Here is the first trailer for the Toronto International Film Festival-bound Angelina Jolie-directed First They Killed My Father, a harrowing Netflix drama about young Cambodian girl Loung Ung as she and her family struggled to survive the brutal genocide of the Khmer Rouge regime that murdered one-quarter of the population after the United States withdrew from Vietnam. Jolie wrote the script with Ung, and produced it with Cambodian-born documentary filmmaker Rithy Panh. While recent headlines focused on an improvisational exercise used during the casting of local children — Jolie and Panh heatedly disputed the version of events depicted in Vanity Fair — the film is actually a tremendous accomplishment. It is a grand scale period epic shot entirely in Cambodia, using local cast and shot in Khmer language by Jolie, whose long love affair with the country began while filming Lara Croft: Tomb Raider. Panh told Deadline in a lengthy statement that these factors helped make First They Killed My Father a cathartic step forward in processing a traumatic national tragedy, one made relatable by its vantage point: the eyes of a child struggling to survive while processing unimaginable trauma and violence all around her.
Here is Panh’s translated statement: “This film is important to the people of Cambodia because it is the first time that one of the most crucial periods of our history has been told on such a major scale and shot in our country and in our Khmer language. This is all thanks to the strength of character of Angelina Jolie, who was able to convince, bring together, and unite the talent and energy of the actors, technicians, workers, and all the other people involved in the film, in order to present the historical facts as accurately as possible, in a way that respects our memory.
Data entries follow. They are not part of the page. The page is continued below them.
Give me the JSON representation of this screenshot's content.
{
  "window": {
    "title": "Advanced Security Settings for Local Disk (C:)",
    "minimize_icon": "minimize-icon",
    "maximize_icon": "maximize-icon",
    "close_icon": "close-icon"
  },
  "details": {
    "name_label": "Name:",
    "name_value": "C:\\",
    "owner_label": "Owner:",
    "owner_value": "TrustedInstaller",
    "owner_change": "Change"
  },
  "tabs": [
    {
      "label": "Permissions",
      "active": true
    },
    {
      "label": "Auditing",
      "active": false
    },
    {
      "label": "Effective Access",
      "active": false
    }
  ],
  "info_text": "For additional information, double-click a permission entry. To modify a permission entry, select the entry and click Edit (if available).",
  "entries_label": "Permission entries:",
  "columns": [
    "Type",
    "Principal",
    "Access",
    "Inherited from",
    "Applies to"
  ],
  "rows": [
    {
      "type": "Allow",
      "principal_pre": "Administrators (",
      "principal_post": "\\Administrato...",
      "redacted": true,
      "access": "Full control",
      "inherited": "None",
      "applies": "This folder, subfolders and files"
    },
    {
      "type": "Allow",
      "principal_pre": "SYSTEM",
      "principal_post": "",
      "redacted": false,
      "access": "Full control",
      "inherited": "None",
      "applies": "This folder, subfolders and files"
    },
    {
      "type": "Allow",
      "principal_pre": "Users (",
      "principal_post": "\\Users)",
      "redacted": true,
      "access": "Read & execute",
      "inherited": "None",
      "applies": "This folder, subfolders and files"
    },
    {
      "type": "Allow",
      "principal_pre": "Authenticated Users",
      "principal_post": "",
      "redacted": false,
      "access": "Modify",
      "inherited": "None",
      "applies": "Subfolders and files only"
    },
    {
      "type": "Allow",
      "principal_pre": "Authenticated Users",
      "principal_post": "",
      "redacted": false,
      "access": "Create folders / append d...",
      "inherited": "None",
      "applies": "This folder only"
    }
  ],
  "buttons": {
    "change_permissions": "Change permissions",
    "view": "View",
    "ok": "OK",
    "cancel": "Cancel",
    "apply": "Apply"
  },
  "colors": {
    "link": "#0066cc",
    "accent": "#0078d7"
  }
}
A film is a viewpoint, a personal narrative; it does not answer all the questions, but it contributes to a dialogue and to the passing on of knowledge from one generation to the next.
“This film has also been an opportunity for us to show that, 40 years after the disaster and the destruction of the lifeblood of our country, we have been able to rebuild a vibrant and competitive film industry, which is capable of creating, organizing, designing, and producing a film that carries our story across borders and across the whole world.
“It is an homage to those who were lost. They did not die in vain, and the world will not forget them.
“Many Cambodians cried when they watched the film. Cinematic fiction incorporates individual stories, and finds a particular resonance with each individual’s story. Looking through the eyes of others enables us to confront our own history, to recognize ourselves in that history, to regain our dignity, and to reconcile ourselves with irreparable loss.”